How did Sainsbury’s and Maltesers get it so right?
Here’s a takedown of Morrisons and HSBC, a lot of love for Sainsbos and Maltesers, and some bits for you to think about when you’re commissioning branded content.
Write for the right medium
Video has the power to carry more feeling and connection than any other medium, but not all brands grasp this opportunity at the early stages of content development. Instead, video ideas are born out of the same marketing DNA as an email, a white paper, a blog post.
It genuinely feels like Morrisons and HSBC wrote an email from their CEO and decided to turn it into a video.

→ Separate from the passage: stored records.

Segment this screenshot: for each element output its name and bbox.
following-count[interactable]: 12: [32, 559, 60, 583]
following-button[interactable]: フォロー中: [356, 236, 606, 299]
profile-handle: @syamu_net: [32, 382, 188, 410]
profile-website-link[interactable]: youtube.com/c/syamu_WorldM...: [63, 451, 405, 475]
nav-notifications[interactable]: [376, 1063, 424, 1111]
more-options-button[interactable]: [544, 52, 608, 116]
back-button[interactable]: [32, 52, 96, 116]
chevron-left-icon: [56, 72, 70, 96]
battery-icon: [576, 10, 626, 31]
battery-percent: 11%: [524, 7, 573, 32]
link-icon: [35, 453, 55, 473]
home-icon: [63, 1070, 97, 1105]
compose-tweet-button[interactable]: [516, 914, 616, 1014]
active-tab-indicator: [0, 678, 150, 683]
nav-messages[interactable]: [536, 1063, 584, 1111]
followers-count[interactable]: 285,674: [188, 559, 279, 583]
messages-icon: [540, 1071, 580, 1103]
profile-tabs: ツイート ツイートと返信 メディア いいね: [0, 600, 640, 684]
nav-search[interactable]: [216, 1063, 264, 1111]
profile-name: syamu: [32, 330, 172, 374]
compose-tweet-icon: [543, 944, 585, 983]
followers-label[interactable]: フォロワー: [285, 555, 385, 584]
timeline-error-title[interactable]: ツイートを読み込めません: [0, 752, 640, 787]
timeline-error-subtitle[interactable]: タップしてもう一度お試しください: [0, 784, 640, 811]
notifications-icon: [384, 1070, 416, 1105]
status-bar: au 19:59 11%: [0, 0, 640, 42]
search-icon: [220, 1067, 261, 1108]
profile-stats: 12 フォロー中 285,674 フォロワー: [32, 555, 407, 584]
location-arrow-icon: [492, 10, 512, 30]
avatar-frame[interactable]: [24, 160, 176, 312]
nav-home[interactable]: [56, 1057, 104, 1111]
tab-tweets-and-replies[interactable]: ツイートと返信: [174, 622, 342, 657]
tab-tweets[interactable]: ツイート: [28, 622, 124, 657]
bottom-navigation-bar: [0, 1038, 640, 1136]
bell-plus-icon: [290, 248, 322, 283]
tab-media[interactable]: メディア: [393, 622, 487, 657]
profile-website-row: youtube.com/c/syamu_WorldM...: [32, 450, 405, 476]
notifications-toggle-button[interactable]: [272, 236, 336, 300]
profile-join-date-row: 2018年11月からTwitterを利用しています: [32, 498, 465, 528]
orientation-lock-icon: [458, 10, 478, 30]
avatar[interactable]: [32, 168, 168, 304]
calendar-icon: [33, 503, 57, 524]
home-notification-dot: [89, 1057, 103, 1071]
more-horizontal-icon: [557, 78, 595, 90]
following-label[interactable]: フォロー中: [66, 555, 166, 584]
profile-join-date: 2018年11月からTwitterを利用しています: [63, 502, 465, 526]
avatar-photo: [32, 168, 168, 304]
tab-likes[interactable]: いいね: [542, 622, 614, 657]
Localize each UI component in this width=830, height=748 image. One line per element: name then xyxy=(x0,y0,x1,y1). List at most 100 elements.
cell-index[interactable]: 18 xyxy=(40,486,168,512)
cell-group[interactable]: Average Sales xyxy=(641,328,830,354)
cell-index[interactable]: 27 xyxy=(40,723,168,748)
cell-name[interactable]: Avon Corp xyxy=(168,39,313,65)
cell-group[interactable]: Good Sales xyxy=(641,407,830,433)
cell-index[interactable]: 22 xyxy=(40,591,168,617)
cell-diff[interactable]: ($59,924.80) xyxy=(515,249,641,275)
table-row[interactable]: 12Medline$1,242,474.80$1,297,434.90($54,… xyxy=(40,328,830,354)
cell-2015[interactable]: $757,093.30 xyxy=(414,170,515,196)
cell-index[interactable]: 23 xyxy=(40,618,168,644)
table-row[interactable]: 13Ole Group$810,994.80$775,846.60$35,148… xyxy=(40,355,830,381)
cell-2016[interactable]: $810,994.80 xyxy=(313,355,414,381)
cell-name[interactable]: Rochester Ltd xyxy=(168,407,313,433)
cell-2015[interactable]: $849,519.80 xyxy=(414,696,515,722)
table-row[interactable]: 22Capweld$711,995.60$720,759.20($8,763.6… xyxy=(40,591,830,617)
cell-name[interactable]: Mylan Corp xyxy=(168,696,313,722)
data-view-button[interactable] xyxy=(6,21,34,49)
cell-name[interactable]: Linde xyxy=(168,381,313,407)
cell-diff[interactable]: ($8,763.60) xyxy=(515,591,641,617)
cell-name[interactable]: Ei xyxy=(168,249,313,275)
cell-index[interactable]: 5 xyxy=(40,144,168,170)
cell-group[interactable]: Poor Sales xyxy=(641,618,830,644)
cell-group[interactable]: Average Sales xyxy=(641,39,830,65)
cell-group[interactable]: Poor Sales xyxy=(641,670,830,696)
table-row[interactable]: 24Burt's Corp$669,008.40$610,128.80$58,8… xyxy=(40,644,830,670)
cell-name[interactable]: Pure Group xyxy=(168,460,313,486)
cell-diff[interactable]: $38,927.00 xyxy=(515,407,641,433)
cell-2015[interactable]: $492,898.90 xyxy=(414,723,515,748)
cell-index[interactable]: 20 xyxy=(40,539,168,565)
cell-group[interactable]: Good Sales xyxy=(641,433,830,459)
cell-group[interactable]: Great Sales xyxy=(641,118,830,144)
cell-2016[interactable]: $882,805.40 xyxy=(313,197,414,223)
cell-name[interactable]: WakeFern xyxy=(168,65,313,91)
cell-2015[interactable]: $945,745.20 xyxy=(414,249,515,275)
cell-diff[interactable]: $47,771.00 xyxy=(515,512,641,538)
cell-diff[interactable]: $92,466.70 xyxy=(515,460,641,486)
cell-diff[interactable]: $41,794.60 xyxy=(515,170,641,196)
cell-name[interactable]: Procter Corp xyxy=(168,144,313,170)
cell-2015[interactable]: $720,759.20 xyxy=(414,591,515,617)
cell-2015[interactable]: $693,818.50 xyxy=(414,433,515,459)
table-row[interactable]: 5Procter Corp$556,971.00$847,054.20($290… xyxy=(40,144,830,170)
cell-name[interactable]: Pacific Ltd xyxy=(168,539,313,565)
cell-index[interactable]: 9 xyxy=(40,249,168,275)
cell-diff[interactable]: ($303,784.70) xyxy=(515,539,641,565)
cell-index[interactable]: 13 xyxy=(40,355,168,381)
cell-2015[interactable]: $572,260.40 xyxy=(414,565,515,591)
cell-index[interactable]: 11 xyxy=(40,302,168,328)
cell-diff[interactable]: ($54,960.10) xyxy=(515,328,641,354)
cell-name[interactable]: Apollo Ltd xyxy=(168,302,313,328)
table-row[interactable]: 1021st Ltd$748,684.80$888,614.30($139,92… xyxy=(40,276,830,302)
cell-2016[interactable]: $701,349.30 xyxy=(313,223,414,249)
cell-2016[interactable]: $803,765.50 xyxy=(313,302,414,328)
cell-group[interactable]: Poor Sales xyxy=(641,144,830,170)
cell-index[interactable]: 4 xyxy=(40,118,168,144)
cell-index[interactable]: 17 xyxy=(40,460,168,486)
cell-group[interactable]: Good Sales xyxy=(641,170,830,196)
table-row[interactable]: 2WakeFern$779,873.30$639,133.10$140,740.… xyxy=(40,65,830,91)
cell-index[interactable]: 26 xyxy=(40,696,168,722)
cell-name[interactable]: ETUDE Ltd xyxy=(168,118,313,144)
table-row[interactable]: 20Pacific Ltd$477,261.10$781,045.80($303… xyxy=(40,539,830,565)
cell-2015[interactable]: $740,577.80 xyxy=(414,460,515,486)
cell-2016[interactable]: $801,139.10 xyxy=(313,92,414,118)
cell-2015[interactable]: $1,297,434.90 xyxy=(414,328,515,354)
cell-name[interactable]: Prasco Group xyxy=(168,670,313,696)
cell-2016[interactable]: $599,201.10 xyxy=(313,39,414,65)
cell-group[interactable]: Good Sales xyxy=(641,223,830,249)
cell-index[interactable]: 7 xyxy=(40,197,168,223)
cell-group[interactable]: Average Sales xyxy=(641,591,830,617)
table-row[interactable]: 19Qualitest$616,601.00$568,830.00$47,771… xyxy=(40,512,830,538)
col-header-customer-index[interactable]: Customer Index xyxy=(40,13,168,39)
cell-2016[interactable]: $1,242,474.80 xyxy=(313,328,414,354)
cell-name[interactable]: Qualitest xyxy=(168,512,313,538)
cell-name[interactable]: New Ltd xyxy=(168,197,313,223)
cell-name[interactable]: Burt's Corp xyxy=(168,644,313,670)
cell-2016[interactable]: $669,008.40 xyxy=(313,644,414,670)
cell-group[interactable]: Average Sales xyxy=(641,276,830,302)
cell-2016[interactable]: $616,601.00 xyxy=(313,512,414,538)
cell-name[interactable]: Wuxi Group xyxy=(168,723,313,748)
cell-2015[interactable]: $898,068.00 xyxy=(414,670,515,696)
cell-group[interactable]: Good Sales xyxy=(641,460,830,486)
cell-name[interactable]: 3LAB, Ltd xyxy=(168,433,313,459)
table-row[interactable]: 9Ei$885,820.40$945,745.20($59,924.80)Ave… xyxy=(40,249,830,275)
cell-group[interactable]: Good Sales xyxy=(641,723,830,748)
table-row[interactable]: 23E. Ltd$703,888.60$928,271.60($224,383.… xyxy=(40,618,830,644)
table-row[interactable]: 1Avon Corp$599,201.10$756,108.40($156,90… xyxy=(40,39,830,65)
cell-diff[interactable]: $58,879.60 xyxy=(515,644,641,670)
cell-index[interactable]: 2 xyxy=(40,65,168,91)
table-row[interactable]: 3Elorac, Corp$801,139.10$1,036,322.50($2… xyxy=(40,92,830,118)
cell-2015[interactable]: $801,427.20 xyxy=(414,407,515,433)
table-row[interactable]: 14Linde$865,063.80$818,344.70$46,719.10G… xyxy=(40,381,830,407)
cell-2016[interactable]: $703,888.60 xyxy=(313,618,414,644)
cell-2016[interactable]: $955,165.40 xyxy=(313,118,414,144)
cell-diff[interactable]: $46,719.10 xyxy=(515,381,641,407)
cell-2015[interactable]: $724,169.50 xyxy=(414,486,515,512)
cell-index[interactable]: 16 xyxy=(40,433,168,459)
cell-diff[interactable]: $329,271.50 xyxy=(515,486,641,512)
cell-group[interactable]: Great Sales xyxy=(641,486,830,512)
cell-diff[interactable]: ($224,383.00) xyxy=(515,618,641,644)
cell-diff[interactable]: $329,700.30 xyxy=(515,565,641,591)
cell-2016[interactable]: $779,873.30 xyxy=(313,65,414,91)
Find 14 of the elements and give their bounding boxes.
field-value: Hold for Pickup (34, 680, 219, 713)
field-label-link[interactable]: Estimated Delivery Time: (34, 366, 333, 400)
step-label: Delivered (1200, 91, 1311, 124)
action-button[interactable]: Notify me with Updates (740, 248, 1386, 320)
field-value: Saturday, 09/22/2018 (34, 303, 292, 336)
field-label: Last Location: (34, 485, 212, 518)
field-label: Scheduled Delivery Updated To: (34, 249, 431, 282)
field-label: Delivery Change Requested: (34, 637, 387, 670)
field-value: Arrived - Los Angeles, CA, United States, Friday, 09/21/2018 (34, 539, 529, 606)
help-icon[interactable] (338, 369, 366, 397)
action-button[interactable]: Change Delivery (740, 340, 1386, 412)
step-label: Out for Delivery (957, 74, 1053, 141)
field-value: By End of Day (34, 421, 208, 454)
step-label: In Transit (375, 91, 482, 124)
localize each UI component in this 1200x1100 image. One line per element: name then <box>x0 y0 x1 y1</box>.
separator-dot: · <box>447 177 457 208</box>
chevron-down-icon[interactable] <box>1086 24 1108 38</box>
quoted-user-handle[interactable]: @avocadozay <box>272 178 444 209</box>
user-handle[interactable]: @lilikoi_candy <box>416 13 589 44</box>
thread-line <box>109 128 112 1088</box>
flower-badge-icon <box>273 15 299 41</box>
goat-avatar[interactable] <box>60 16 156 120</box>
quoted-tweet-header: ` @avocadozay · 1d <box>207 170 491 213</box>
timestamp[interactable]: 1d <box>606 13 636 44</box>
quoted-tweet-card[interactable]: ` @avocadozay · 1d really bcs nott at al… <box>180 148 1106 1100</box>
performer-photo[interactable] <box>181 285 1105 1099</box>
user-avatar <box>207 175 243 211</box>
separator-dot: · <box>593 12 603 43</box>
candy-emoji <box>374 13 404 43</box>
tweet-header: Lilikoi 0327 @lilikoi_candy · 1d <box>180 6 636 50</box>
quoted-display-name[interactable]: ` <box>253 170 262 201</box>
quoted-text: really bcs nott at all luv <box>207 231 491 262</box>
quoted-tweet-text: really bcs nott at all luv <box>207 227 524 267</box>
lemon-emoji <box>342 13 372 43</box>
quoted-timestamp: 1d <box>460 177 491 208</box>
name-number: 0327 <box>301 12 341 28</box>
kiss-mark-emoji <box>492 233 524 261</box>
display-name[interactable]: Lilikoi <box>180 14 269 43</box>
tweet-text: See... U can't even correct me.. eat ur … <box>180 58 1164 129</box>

On the flip side, Sainsbury’s and Maltesers let video do it’s a unique thing. With space to breathe, tone, rhythm and playfulness come to the fore, and the brand experience becomes magnetic.
Say no to “should”
Covid content is tricky business, it’s serious after all right? Brands should be serious.
We should probably use some sombre piano music, we should probably write lines like “we’re all in this together”, and we should probably avoid anything too bold or creative.
The problem with this, is that when brands follow the creative path of least resistance, the content misses the potential to connect with a viewer at all. This is why this video exists.
Instead, Maltesers made space for humour, and Sainsbury’s delivered energy and pace, zagging against the zig and creating brand standout and a welcome distraction in a landscape of samey samey content.
Leave room for the viewer
Both Sainsbury’s and Maltesers said very little in the way of messaging, and in their boldness, they invited the viewer into their world and gave us the freedom to spend time there.
When branded content is heavily structured and saturated with strategic messages then there is no room left for the viewer to take an active role.
Brands that get out of the way and let feeling and tone be stronger than language and messaging have unlocked the superpower of video. When brands step out of the way, the viewer writes the lines for them in their head and forms positive brand associations.